Pero además, mientras que los otros pensamientos, por persistentes que sean, una vez perdida una batalla, se retiran en espera de nueva ocasión, en el caso de la vanagloria, como su alimento es nuestra victoria, si salimos airosos de uno de sus ataques, su derrota, que es nuestro triunfo, es usada por este demonio para atacarnos: «Es difícil escapar al pensamiento de la vanagloria; pues lo que haces para su destrucción eso mismo se presenta ante ti como nuevo motivo de vanagloria» (Evagrio Póntico).
Y cada nueva derrota es para este pensamiento ocasión para atacar de nuevo en celada: «Persigue con aspereza a sus vencedores, y cuanto más enérgicamente se lo destruye, con tanta mayor vehemencia tornará a la lucha, aprovechando el orgullo que provoca la misma victoria. Y tal es la astucia sutil del enemigo, que derrota con sus propias flechas al soldado de Cristo, a quien no puedo vencer con armas enemigas» (Juan Casiano).
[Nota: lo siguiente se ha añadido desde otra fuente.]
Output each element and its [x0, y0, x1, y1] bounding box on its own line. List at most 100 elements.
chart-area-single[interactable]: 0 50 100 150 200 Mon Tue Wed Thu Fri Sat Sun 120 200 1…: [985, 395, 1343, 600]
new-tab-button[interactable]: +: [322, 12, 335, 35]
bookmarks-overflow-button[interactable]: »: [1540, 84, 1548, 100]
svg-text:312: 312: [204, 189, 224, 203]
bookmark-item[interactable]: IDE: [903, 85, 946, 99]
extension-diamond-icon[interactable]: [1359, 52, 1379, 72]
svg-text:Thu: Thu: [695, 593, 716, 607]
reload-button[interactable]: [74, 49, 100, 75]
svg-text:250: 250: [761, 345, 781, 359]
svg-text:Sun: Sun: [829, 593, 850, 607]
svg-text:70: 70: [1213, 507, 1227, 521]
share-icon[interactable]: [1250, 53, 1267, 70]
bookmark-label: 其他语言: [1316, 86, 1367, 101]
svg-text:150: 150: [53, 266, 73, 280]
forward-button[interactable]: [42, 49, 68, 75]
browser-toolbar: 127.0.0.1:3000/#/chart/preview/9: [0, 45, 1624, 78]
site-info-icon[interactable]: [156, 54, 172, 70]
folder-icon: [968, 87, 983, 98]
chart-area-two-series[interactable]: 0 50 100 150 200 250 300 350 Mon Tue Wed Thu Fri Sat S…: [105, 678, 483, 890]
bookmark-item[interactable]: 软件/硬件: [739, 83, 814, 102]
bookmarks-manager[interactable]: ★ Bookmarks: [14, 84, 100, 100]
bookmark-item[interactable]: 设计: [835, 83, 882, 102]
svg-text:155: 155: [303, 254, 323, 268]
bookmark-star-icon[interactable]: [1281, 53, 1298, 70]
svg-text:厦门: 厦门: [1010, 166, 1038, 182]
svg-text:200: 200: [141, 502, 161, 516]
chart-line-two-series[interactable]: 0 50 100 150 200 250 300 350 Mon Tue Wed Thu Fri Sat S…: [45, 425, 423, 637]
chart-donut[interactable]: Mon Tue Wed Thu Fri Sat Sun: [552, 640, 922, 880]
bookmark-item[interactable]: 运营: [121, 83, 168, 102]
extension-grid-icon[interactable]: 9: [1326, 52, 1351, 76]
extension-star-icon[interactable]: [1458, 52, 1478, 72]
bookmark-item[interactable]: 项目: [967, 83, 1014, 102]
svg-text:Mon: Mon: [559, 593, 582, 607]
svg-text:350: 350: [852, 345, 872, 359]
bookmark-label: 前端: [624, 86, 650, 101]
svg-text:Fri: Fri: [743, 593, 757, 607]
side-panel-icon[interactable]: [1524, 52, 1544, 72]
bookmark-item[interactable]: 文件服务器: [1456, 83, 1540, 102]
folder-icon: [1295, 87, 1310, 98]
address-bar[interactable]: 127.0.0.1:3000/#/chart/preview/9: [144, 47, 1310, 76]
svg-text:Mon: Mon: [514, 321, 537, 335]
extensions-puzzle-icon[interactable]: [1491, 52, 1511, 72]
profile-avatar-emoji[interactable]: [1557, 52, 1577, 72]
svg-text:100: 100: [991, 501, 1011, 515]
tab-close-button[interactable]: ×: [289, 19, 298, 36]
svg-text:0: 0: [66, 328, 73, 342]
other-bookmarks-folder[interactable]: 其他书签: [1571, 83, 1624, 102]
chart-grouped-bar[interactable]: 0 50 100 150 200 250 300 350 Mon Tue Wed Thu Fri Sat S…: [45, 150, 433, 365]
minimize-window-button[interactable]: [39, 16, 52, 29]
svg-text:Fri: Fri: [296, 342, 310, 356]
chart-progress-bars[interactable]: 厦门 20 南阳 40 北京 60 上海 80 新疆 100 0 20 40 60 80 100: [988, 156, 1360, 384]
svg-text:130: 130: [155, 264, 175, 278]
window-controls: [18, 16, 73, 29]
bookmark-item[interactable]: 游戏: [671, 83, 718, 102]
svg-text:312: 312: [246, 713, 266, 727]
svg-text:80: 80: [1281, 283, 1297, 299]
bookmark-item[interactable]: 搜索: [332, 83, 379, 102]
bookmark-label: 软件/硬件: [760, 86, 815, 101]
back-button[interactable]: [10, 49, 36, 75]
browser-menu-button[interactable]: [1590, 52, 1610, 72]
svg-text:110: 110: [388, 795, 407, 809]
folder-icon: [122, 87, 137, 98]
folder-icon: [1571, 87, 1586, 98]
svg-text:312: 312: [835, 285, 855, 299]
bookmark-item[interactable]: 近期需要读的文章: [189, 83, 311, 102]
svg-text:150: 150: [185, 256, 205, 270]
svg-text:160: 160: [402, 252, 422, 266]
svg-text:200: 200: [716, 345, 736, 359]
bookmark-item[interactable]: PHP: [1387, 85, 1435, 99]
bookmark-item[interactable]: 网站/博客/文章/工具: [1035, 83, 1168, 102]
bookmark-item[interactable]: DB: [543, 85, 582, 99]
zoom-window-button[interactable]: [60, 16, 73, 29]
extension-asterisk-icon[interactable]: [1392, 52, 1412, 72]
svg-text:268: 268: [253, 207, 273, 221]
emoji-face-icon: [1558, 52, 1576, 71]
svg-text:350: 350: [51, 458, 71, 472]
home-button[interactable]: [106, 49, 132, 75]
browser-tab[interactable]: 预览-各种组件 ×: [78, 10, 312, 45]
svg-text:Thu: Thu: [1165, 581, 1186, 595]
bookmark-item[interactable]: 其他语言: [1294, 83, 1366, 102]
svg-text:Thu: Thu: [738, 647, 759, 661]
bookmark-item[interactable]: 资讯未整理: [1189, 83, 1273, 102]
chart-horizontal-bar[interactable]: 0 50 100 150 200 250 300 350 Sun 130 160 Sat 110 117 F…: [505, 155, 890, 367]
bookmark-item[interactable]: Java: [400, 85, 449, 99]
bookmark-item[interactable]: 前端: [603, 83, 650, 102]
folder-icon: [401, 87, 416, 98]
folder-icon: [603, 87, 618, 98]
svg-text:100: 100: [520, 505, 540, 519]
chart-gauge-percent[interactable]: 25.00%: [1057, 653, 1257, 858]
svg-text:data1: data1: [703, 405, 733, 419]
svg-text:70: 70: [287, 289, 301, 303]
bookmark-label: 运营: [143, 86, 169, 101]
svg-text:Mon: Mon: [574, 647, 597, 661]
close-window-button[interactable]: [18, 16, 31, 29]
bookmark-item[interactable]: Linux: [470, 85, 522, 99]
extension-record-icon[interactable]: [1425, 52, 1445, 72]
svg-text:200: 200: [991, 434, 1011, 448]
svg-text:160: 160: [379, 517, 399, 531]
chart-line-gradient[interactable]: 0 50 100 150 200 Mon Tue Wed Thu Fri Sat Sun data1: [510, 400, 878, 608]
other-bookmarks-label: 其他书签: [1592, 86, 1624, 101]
De ahí que haya que aprender a no apropiarse de lo que en nuda humanidad no hubiéramos logrado, a saber que por nosotros mismos nada podemos y lo hecho agraciadamente no es algo que sobrepase nuestro deber: «Cuando hayáis hecho todo lo que se os ha mandado, decid: "Somos siervos inútiles, hemos hecho lo que teníamos que hacer"» (Lc 16,20). Todo, la fuerza con que luchamos y la victoria alcanzada, es don y gracia.
Y aquí, en esta lucha, es donde se acaba de aquilatar la perfecta humildad.